Gerçeklerden kaçmanın mümkün olmadığını belirten Koç, ''Son siyasi
gelişmelere baktığımızda, bölge ile ilgili ilişkilerde bir zayıflık
olduğu ortada. Bunu öz eleştiri olarak kendimiz de
değerlendiriyoruz. Çok iyi niyetle bütün bölgeyi kapsayan bütün
bölge ile CHP'nin kucaklaşmasını sağlayacak, kimlik temelli ve
inanç temelli siyasetin insanları tutsak aldığı bir dönemden
geçiyoruz. Herkesin kimliğine de inancına da sonuna kadar saygımız
var, öyle de olması gerekir. Ama siyasetin konusu insanların temel
sorunları olmalıdır. Bu temelde de CHP üzerine düşen sosyal
demokrat çözüm önerilerini bölge halkı ile tartışarak, onların
önerilerini dinleyerek ve onların zaman içerisinde CHP'nin bölgede
zayıflamasından, uzak kalmasından dolayı gelecek eleştirileri
alarak mutlaka bu dönemi aşmak zorundayız'' diye konuştu.
SORUN TÜRKİYE'NİN SORUNU
Sorunun, sadece Türkiye'nin bu coğrafyasını ilgilendirmediğini,
Türkiye'nin tümünü ilgilendirdiğini vurgulayan Koç, 1989 yılında
SHP'nin bölge sorunları ile ilgili çok ciddi bir çalışma yaptığını
ve o dönem koşulları içinde oldukça çok ileri sayılabilecek çözüm
önerileri getirdiğini, bu nedenle de çok ciddi saldırılara hedef
olduğunu savundu.
Koç, şöyle devam etti:
''Ama bakıyoruz ki, aradan 21 yıl geçmiş bir çok şey değişmiş.
Bugün bakıyoruz orada zikir edilmiş bir çok nokta toplumsal hayata
mal olmuş, gerçekleşmiş. Terörü siyasetin önünde arkasında, yanında
bir rehin alma olarak gören tüm görüşleri hep beraber reddetmek
zorundayız. Terör ve silah insanlık suçudur. Kendi kimliğini
yaşamak isteyen, teröre karşı çıkan, birlikte yaşamak iradesini
net, açık şekilde ortaya koyan ve tüm sorunların çözümünde sosyal
demokrat çözümü özleyen tüm yurttaşlarımızla CHP olarak siyaseten
buluşmak istiyoruz. Sadece kitle örgütlerimizi, parti örgütlerimizi
değil, sokaktaki yurttaşımızı da dinlemek istiyoruz.

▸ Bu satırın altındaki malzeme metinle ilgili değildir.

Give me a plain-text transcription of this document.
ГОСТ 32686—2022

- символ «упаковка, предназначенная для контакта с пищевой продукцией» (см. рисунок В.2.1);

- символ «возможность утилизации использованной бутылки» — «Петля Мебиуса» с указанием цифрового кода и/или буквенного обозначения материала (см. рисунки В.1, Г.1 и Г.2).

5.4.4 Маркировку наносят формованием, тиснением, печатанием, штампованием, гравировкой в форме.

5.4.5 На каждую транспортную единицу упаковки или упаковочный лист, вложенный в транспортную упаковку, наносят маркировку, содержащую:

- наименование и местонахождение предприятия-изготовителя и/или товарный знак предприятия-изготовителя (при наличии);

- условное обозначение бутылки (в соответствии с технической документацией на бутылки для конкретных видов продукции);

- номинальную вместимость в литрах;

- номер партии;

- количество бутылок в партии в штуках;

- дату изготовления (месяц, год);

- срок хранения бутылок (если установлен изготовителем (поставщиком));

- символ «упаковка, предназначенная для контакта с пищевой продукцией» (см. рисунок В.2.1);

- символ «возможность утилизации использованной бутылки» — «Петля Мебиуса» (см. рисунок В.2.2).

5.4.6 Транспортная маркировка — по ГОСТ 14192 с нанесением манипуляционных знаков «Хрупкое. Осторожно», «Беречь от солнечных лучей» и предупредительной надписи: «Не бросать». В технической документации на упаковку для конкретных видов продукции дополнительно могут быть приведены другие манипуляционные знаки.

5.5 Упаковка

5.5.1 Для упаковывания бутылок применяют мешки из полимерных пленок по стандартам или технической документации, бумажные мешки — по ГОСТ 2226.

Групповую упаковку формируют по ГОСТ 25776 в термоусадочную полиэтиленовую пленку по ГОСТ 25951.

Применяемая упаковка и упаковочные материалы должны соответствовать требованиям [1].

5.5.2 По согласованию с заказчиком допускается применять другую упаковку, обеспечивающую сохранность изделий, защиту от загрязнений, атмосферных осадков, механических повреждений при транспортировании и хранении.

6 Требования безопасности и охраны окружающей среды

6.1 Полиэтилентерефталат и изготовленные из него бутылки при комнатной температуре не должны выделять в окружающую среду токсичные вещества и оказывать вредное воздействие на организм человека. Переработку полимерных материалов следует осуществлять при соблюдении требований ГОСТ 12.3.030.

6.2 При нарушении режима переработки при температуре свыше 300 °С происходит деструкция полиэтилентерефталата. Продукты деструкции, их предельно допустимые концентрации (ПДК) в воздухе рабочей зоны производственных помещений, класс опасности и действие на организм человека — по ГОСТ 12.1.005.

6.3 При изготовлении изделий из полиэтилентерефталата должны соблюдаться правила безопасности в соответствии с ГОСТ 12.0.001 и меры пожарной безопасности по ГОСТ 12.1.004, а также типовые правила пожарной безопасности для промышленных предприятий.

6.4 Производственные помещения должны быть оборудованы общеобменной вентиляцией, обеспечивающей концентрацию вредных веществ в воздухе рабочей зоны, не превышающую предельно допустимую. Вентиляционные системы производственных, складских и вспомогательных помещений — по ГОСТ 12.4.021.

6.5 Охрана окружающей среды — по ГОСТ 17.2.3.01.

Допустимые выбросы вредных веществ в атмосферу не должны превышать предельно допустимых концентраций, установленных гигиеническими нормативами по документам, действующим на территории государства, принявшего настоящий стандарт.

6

Tüm aktörlerin katıldığı ortak çözüm arayışı bir tek siyasi
partinin tekelinde olmayan, tüm siyasi partilerin, üniversitelerin,
Türkiye'nin tüm yaşayan organlarının katılacağı bir ulusal uzlaşma
sürecinde bu sorunu ele almak zorundayız. Siyaset rekabet alanıdır.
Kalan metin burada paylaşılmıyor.